The sixerr-plugin package exports an OpenClaw plugin at sixerr-plugin/openclaw. When loaded by OpenClaw, it registers Sixerr as a model provider using the stored JWT for authentication.

Available models are fetched from GET /v1/providers at registration time. This is best-effort — stale data only affects autocomplete. OpenClaw sends any model string, and the server returns 404 for unknown agents.

3. Use Sixerr models in your agent

Once registered, you can use Sixerr providers like any other model:

// Route to a specific provider
sessions_spawn({ model: "sixerr/alice-gpu" })

// Route to the cheapest available provider
sessions_spawn({ model: "sixerr/auto" })

Authentication

Subagent requests use Authorization: Bearer <jwt> instead of x402 payment. The JWT is the same one issued during sixerr start (24h expiry; re-running start refreshes it).

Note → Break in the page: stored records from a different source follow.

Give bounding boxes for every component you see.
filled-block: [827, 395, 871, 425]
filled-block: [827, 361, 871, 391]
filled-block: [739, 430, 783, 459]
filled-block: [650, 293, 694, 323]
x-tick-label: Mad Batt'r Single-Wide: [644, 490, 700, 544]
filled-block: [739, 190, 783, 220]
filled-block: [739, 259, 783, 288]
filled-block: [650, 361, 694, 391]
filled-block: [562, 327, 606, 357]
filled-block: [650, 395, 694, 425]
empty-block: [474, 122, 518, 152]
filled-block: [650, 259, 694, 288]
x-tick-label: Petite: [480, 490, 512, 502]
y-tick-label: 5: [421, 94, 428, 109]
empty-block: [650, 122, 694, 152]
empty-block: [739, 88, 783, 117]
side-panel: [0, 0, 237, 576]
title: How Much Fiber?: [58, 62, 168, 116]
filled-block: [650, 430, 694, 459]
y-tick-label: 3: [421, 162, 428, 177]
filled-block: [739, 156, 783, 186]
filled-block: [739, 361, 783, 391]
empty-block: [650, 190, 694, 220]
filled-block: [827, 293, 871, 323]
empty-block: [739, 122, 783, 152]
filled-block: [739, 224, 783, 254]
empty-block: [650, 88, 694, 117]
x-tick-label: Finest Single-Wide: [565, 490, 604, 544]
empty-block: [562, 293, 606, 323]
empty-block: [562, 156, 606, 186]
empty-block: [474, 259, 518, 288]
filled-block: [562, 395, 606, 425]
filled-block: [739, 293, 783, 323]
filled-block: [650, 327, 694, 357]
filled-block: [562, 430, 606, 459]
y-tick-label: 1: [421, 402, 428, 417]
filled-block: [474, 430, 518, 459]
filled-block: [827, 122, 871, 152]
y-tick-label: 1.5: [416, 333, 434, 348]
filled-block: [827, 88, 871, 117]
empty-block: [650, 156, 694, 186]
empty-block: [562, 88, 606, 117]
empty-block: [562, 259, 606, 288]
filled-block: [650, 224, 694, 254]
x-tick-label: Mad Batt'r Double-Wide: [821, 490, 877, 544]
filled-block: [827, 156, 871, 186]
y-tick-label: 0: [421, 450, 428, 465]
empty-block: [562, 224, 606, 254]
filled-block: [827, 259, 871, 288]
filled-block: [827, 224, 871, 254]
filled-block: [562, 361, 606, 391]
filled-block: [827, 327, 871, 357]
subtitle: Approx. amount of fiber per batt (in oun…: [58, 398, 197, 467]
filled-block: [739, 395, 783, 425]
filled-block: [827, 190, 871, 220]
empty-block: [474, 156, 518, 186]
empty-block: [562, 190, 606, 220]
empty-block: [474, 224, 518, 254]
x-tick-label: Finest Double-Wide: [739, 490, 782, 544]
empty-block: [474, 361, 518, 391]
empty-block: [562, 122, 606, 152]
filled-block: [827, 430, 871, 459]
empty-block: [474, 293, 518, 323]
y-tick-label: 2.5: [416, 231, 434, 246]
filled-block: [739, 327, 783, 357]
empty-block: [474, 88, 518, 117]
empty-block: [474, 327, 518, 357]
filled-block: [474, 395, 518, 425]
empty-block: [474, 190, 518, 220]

Payment is deferred for JWT-authenticated requests. In the current MVP, JWT-authed requests skip x402 payment entirely. Future work will add payment support for agent-to-agent requests.

Key Details

  • Clients never specify an LLM model. The model field is purely a routing address. The provider's local OpenClaw config determines which model to use.
  • Auth paths are orthogonal to routing. Bearer JWT uses model-field routing (this feature). x402 uses agent_id/routing fields (existing). Both coexist and are backward compatible.
  • Stateless. Each inference call is an independent HTTP request. The server holds no session state.
  • Provider discovery is best-effort. The model list fetched at registration time may become stale. Routing works regardless — the server resolves agent_ids in real time.